Um processo de aprendizado muito violento e muito intelectual. Não era uma coisa física, era uma coisa na cabeça. Isso foi muito barulhento. Na hora que você para e se propõe estar em outro lugar, na pele de outras pessoas, tentando entender como elas lidariam com determinadas situações, estava muito difícil eu sair da jogada e deixar aquela personagem tomar forma. Saí muito cansada, mais do que em ‘Tudo é Rio’. É outra natureza de cansaço.
Você chegou a cursar matemática e largou a faculdade para fazer Jornalismo e Publicidade. Como a literatura se torna algo “profissional”?
A literatura é tão mais do que isso, é tão mais eu com a vida. E graças a Deus, por não depender da literatura para viver, isso me dá uma liberdade enorme para produzir, experimentar. Isso é um lugar de privilégio. Mas a história é que venho de uma família de matemáticos. Meu pai é matemático, meus irmãos todos são da área de exatas.

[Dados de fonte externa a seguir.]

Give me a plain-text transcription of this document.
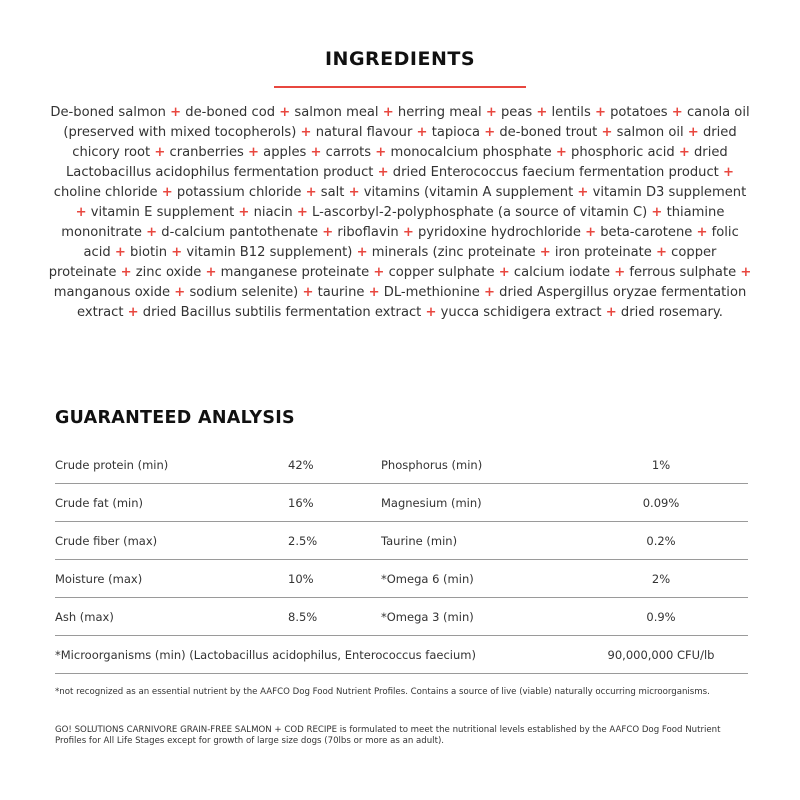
INGREDIENTS

De-boned salmon + de-boned cod + salmon meal + herring meal + peas + lentils + potatoes + canola oil (preserved with mixed tocopherols) + natural flavour + tapioca + de-boned trout + salmon oil + dried chicory root + cranberries + apples + carrots + monocalcium phosphate + phosphoric acid + dried Lactobacillus acidophilus fermentation product + dried Enterococcus faecium fermentation product + choline chloride + potassium chloride + salt + vitamins (vitamin A supplement + vitamin D3 supplement + vitamin E supplement + niacin + L-ascorbyl-2-polyphosphate (a source of vitamin C) + thiamine mononitrate + d-calcium pantothenate + riboflavin + pyridoxine hydrochloride + beta-carotene + folic acid + biotin + vitamin B12 supplement) + minerals (zinc proteinate + iron proteinate + copper proteinate + zinc oxide + manganese proteinate + copper sulphate + calcium iodate + ferrous sulphate + manganous oxide + sodium selenite) + taurine + DL-methionine + dried Aspergillus oryzae fermentation extract + dried Bacillus subtilis fermentation extract + yucca schidigera extract + dried rosemary.

GUARANTEED ANALYSIS
Crude protein (min)	42%	Phosphorus (min)	1%
Crude fat (min)	16%	Magnesium (min)	0.09%
Crude fiber (max)	2.5%	Taurine (min)	0.2%
Moisture (max)	10%	*Omega 6 (min)	2%
Ash (max)	8.5%	*Omega 3 (min)	0.9%
*Microorganisms (min) (Lactobacillus acidophilus, Enterococcus faecium)	90,000,000 CFU/lb

*not recognized as an essential nutrient by the AAFCO Dog Food Nutrient Profiles. Contains a source of live (viable) naturally occurring microorganisms.

GO! SOLUTIONS CARNIVORE GRAIN-FREE SALMON + COD RECIPE is formulated to meet the nutritional levels established by the AAFCO Dog Food Nutrient Profiles for All Life Stages except for growth of large size dogs (70lbs or more as an adult).
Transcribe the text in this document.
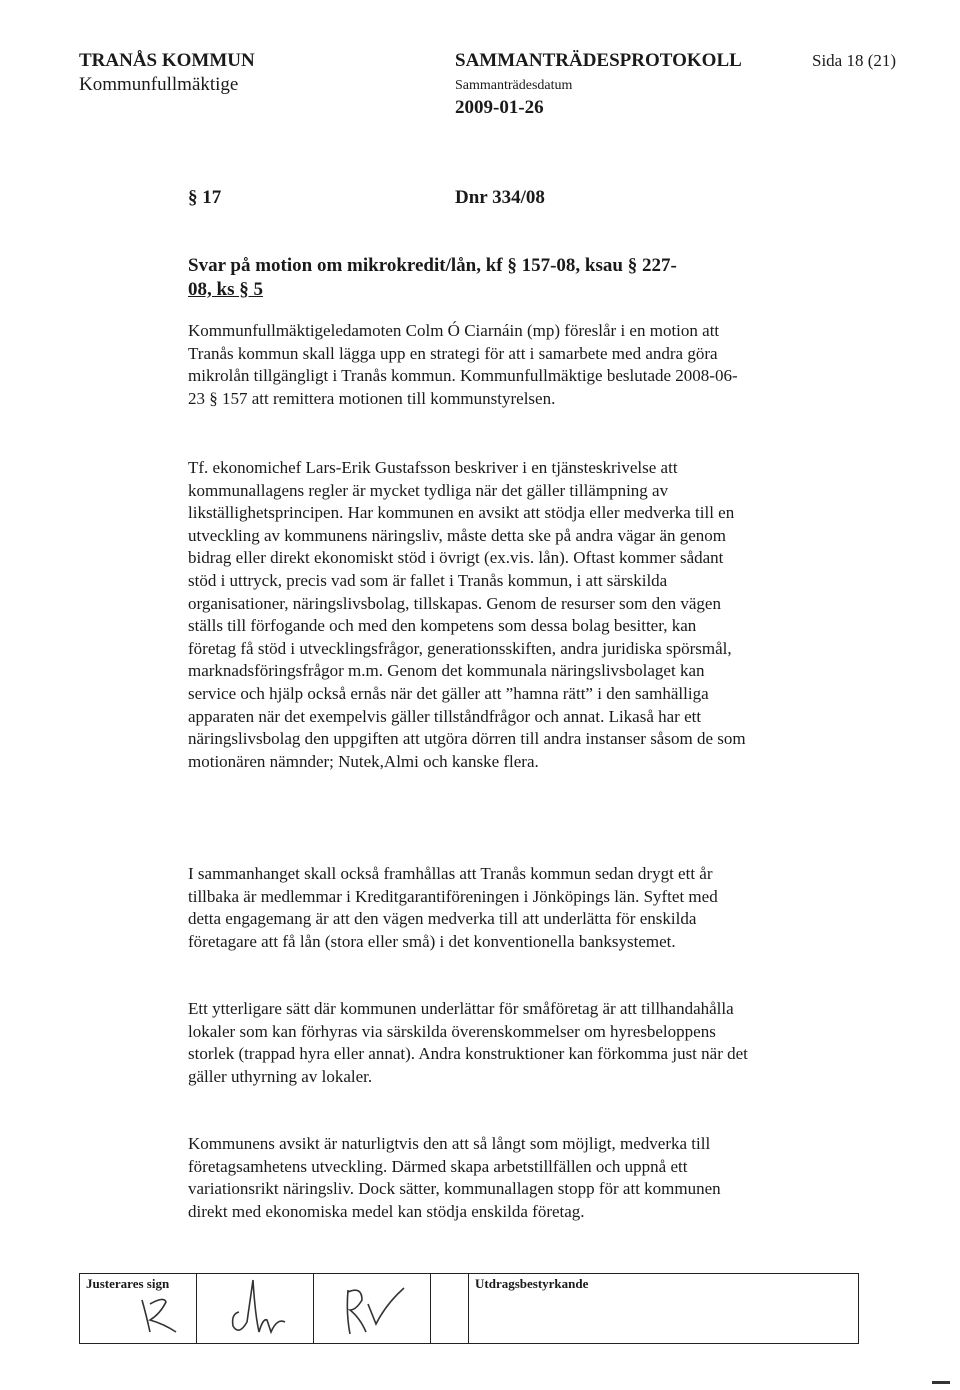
TRANÅS KOMMUN
Kommunfullmäktige
SAMMANTRÄDESPROTOKOLL
Sammanträdesdatum
2009-01-26
Sida 18 (21)
§ 17	Dnr 334/08
Svar på motion om mikrokredit/lån, kf § 157-08, ksau § 227-
08, ks § 5

Kommunfullmäktigeledamoten Colm Ó Ciarnáin (mp) föreslår i en motion att Tranås kommun skall lägga upp en strategi för att i samarbete med andra göra mikrolån tillgängligt i Tranås kommun. Kommunfullmäktige beslutade 2008-06-23 § 157 att remittera motionen till kommunstyrelsen.

Tf. ekonomichef Lars-Erik Gustafsson beskriver i en tjänsteskrivelse att kommunallagens regler är mycket tydliga när det gäller tillämpning av likställighetsprincipen. Har kommunen en avsikt att stödja eller medverka till en utveckling av kommunens näringsliv, måste detta ske på andra vägar än genom bidrag eller direkt ekonomiskt stöd i övrigt (ex.vis. lån). Oftast kommer sådant stöd i uttryck, precis vad som är fallet i Tranås kommun, i att särskilda organisationer, näringslivsbolag, tillskapas. Genom de resurser som den vägen ställs till förfogande och med den kompetens som dessa bolag besitter, kan företag få stöd i utvecklingsfrågor, generationsskiften, andra juridiska spörsmål, marknadsföringsfrågor m.m. Genom det kommunala näringslivsbolaget kan service och hjälp också ernås när det gäller att ”hamna rätt” i den samhälliga apparaten när det exempelvis gäller tillståndfrågor och annat. Likaså har ett näringslivsbolag den uppgiften att utgöra dörren till andra instanser såsom de som motionären nämnder; Nutek,Almi och kanske flera.

I sammanhanget skall också framhållas att Tranås kommun sedan drygt ett år tillbaka är medlemmar i Kreditgarantiföreningen i Jönköpings län. Syftet med detta engagemang är att den vägen medverka till att underlätta för enskilda företagare att få lån (stora eller små) i det konventionella banksystemet.

Ett ytterligare sätt där kommunen underlättar för småföretag är att tillhandahålla lokaler som kan förhyras via särskilda överenskommelser om hyresbeloppens storlek (trappad hyra eller annat). Andra konstruktioner kan förkomma just när det gäller uthyrning av lokaler.

Kommunens avsikt är naturligtvis den att så långt som möjligt, medverka till företagsamhetens utveckling. Därmed skapa arbetstillfällen och uppnå ett variationsrikt näringsliv. Dock sätter, kommunallagen stopp för att kommunen direkt med ekonomiska medel kan stödja enskilda företag.

Justerares sign	Utdragsbestyrkande
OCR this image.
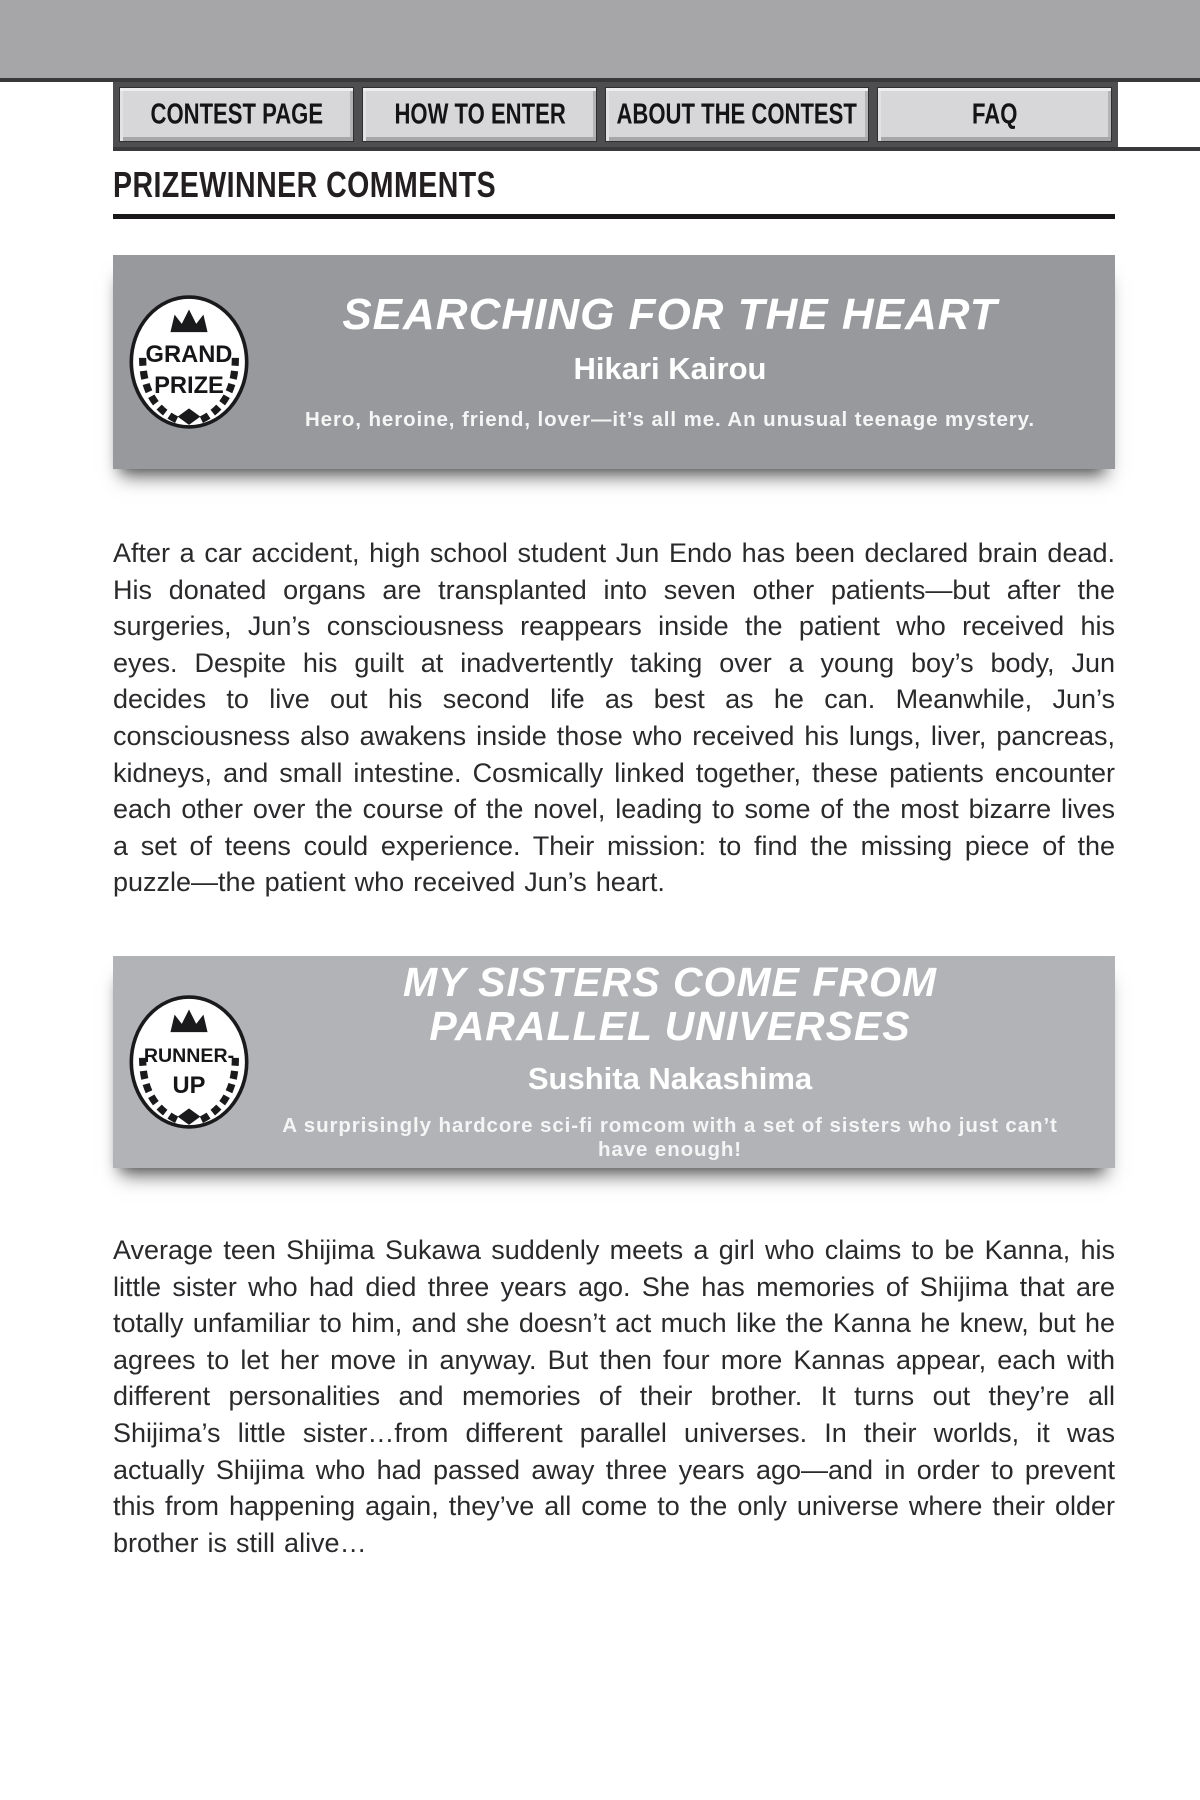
CONTEST PAGE	HOW TO ENTER ABOUT THE CONTEST	FAQ
PRIZEWINNER COMMENTS
GRAND
PRIZE
SEARCHING FOR THE HEART
Hikari Kairou
Hero, heroine, friend, lover—it’s all me. An unusual teenage mystery.

After a car accident, high school student Jun Endo has been declared brain dead. His donated organs are transplanted into seven other patients—but after the surgeries, Jun’s consciousness reappears inside the patient who received his eyes. Despite his guilt at inadvertently taking over a young boy’s body, Jun decides to live out his second life as best as he can. Meanwhile, Jun’s consciousness also awakens inside those who received his lungs, liver, pancreas, kidneys, and small intestine. Cosmically linked together, these patients encounter each other over the course of the novel, leading to some of the most bizarre lives a set of teens could experience. Their mission: to find the missing piece of the puzzle—the patient who received Jun’s heart.

RUNNER-
UP
MY SISTERS COME FROM
PARALLEL UNIVERSES
Sushita Nakashima
A surprisingly hardcore sci-fi romcom with a set of sisters who just can’t have enough!

Average teen Shijima Sukawa suddenly meets a girl who claims to be Kanna, his little sister who had died three years ago. She has memories of Shijima that are totally unfamiliar to him, and she doesn’t act much like the Kanna he knew, but he agrees to let her move in anyway. But then four more Kannas appear, each with different personalities and memories of their brother. It turns out they’re all Shijima’s little sister…from different parallel universes. In their worlds, it was actually Shijima who had passed away three years ago—and in order to prevent this from happening again, they’ve all come to the only universe where their older brother is still alive…
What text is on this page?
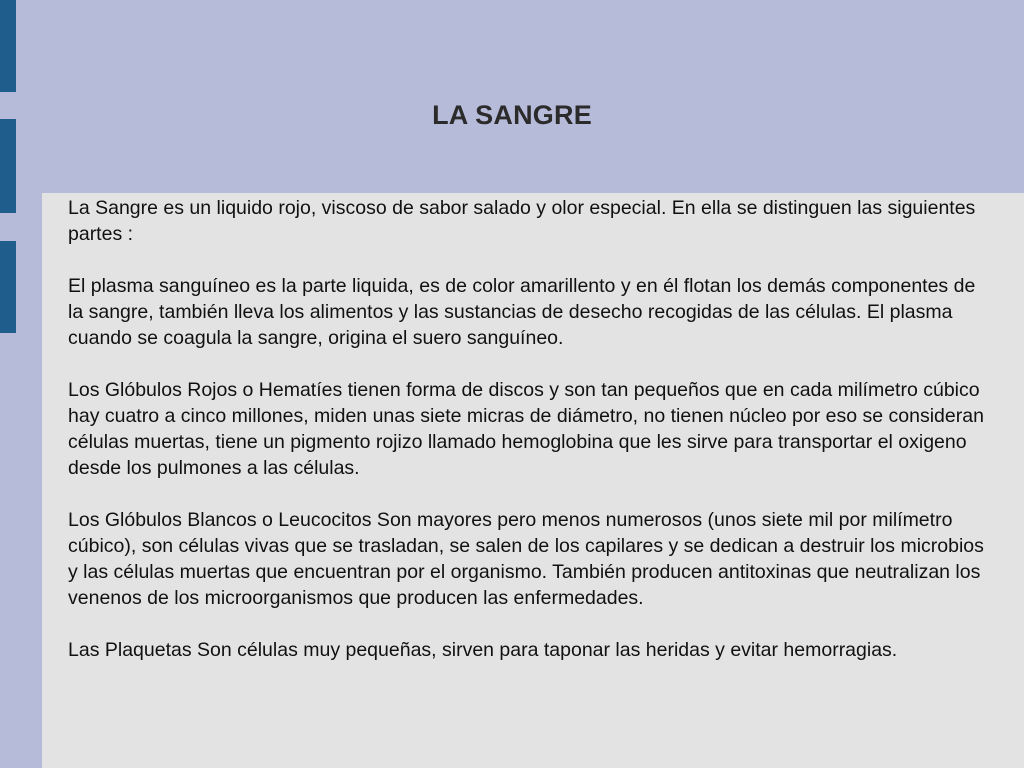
LA SANGRE

La Sangre es un liquido rojo, viscoso de sabor salado y olor especial. En ella se distinguen las siguientes partes :

El plasma sanguíneo es la parte liquida, es de color amarillento y en él flotan los demás componentes de la sangre, también lleva los alimentos y las sustancias de desecho recogidas de las células. El plasma cuando se coagula la sangre, origina el suero sanguíneo.

Los Glóbulos Rojos o Hematíes tienen forma de discos y son tan pequeños que en cada milímetro cúbico hay cuatro a cinco millones, miden unas siete micras de diámetro, no tienen núcleo por eso se consideran células muertas, tiene un pigmento rojizo llamado hemoglobina que les sirve para transportar el oxigeno desde los pulmones a las células.

Los Glóbulos Blancos o Leucocitos Son mayores pero menos numerosos (unos siete mil por milímetro cúbico), son células vivas que se trasladan, se salen de los capilares y se dedican a destruir los microbios y las células muertas que encuentran por el organismo. También producen antitoxinas que neutralizan los venenos de los microorganismos que producen las enfermedades.

Las Plaquetas Son células muy pequeñas, sirven para taponar las heridas y evitar hemorragias.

Mas também é uma família de muita música, muita arte. Meu pai era um intelectual e minha mãe mal completou o primário, mas era uma artista, de olhar para nuvem, fazer poesia, criou a gente cantando. Então, eram duas energias tão fortes para mim e eu cresci gostando muito dessas coisas.
Minha paixão pela palavra veio através da música e não pela literatura. Foi Chico Buarque, Caetano, Gil, Clube da Esquina. Passei a adolescência tendo banda, fazendo show, cantando em bar, achando que eu ia ser cantora. E, quando chegou a hora de decidir qual curso superior eu iria fazer, como eu gostava de matemática e existia o temor na minha que eu fosse totalmente artista, fui para a matemática. Fiz dois anos e meio. Um dia, cheguei em casa e disse que não ia mais fazer. Fui para a comunicação. A publicidade usa todas as linguagens artísticas: a música, o cinema, a literatura. Eu fazia roteiro para filme, muitos tipos de textos. Isso me deu um treino de síntese, imagético, e acho que a minha literatura se beneficiou com isso.
E como entra seu primeiro livro nisso?
Só virou um livro pela paixão, pelo arrebatamento do processo criativo. Não foi uma decisão fazer um livro. Fui fazendo um livro, porque me encantei por aquilo. Até que cheguei à cena de Venâncio com o filho e me paralisou.
Percebi que era mais que só o prazer de exercitar a linguagem, escolher a palavra. Veio a porrada no sentido de: isso aqui também é outra coisa muito potente, tem uma dor que está vindo. Diante daquela cena, eu não sabia sair dela. Senti uma dor tão louca, um susto tão grande de ser capaz de imaginar aquilo.
Eu estava tentando engravidar na época (ela é mãe de dois filhos), e foi assim uma coisa tão sem saída que larguei para lá. Fiquei parada por 14 anos. Quando retomei o livro, eliminei a primeira parte e comecei o livro com a história da Lucy. Voltei no capítulo 4, que é um capítulo de uma palavra só, escrito “Dor”. Foi quase que um ritual de passagem. Como se eu tivesse colocado um ponto nisso e falado: agora vou encarar.